With the page’s administrator choosing to remain anonymous, these claims are not yet proven.
Looking back at the Government Spokesperson office’s strategy, creating public understanding and a good impression about this government have been priorities.
Led by Government Spokesperson Lt-General Sansern Kaewkamnerd, the team has shifted from one strategy to another and to yet another. Still, their major constraints are bureaucratic language and politically correct communication that sometimes can be hard to comprehend.
Casually written language, with splashes of slang and soft swearing such as appears in Priang, could be a much better tool.
Around the middle of last year, a “strategic communication team” was set up under Sansern’s office.
The team consists of five officers from the Spokesperson’s office and three contract employees – a graphic designer, an information gathering officer and a news writer. They were all selected by Sansern himself.

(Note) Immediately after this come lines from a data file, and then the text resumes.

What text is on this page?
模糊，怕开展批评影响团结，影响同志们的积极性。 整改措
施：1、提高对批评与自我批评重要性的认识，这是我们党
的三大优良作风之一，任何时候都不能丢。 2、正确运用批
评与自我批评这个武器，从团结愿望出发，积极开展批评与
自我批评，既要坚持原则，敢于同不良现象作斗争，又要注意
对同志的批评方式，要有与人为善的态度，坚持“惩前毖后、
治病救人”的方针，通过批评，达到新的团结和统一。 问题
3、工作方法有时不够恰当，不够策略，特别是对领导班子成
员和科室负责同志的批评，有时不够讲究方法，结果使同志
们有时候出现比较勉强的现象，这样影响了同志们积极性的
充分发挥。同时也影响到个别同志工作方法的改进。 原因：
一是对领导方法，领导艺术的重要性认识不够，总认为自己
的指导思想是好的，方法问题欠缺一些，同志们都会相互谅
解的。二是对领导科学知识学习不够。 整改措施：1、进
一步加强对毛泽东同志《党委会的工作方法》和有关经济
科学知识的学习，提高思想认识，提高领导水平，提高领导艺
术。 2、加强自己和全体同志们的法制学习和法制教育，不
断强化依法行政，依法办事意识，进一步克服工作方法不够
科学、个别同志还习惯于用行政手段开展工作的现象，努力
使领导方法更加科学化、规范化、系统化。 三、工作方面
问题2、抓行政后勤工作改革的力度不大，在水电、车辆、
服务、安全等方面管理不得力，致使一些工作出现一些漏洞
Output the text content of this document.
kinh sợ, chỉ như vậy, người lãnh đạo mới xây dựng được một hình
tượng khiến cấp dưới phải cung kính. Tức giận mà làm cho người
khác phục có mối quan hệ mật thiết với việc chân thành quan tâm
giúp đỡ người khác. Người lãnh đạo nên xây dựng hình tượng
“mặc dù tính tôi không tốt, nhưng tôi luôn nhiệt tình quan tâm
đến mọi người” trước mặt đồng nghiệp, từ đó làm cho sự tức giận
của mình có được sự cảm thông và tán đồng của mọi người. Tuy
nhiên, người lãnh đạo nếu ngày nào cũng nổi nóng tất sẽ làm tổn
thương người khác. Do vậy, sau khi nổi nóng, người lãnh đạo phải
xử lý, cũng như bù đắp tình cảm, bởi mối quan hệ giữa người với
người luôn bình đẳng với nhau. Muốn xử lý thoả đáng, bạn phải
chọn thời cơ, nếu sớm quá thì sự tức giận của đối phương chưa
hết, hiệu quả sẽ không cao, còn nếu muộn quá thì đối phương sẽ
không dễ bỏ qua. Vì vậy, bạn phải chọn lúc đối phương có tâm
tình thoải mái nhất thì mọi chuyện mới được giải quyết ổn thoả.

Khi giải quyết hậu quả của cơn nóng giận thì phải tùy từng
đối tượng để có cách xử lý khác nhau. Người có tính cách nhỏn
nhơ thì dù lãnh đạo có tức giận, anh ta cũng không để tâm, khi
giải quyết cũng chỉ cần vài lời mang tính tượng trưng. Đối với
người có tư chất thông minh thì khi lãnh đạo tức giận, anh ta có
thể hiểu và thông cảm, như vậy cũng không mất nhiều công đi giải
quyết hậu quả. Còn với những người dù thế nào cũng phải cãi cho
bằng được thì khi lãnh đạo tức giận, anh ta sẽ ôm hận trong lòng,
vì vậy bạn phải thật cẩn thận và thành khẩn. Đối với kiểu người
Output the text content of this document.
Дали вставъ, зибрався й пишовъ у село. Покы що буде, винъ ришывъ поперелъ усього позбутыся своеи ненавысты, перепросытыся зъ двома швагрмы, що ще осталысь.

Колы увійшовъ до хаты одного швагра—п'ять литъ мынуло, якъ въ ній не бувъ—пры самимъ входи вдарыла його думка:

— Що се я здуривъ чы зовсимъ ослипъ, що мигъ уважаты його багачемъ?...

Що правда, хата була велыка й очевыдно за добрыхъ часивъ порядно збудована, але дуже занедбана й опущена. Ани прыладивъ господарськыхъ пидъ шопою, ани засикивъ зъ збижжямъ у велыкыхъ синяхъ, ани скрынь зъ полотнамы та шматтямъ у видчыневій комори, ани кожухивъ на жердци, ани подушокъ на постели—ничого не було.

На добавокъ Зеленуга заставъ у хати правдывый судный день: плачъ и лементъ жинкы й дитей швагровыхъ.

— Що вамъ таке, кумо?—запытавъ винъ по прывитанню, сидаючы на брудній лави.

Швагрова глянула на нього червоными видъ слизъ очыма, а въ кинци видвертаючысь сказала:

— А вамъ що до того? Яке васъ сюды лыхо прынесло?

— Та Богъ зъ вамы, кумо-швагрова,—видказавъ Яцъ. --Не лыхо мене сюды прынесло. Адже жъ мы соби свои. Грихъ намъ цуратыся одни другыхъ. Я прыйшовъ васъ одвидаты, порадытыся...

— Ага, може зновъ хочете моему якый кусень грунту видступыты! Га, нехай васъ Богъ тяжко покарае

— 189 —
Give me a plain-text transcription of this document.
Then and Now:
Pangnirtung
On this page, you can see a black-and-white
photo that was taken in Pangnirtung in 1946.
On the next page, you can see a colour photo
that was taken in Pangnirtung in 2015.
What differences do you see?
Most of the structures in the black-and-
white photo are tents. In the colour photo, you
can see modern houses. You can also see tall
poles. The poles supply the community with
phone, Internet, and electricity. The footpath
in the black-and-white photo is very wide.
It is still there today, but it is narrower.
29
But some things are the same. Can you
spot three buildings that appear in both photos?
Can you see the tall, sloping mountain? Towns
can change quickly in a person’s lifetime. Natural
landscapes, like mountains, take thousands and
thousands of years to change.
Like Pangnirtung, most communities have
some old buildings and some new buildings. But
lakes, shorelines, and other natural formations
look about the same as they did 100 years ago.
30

The contract employees’ wages are included in the budget of the spokesperson’s office. They are each given Bt17,000 to Bt20,000 per month.
“This team’s main task is to monitor news reports in social media, given that there are many that criticise and distort [the image of] the government,” the Government House source said. “The spokesperson also said that the government should be able to explain its side.”
However, it is not yet known with certainty what this “strategic communication team” is concretely doing.
Sansern told The Nation he had no knowledge of the existence of the page. “I’m more keen to enjoy songs on YouTube than using Facebook,” he said.
If Priang is really organised by some government-hired people, the question is: Is it okay for the government agency, using the government budget, to present insider information under a cover?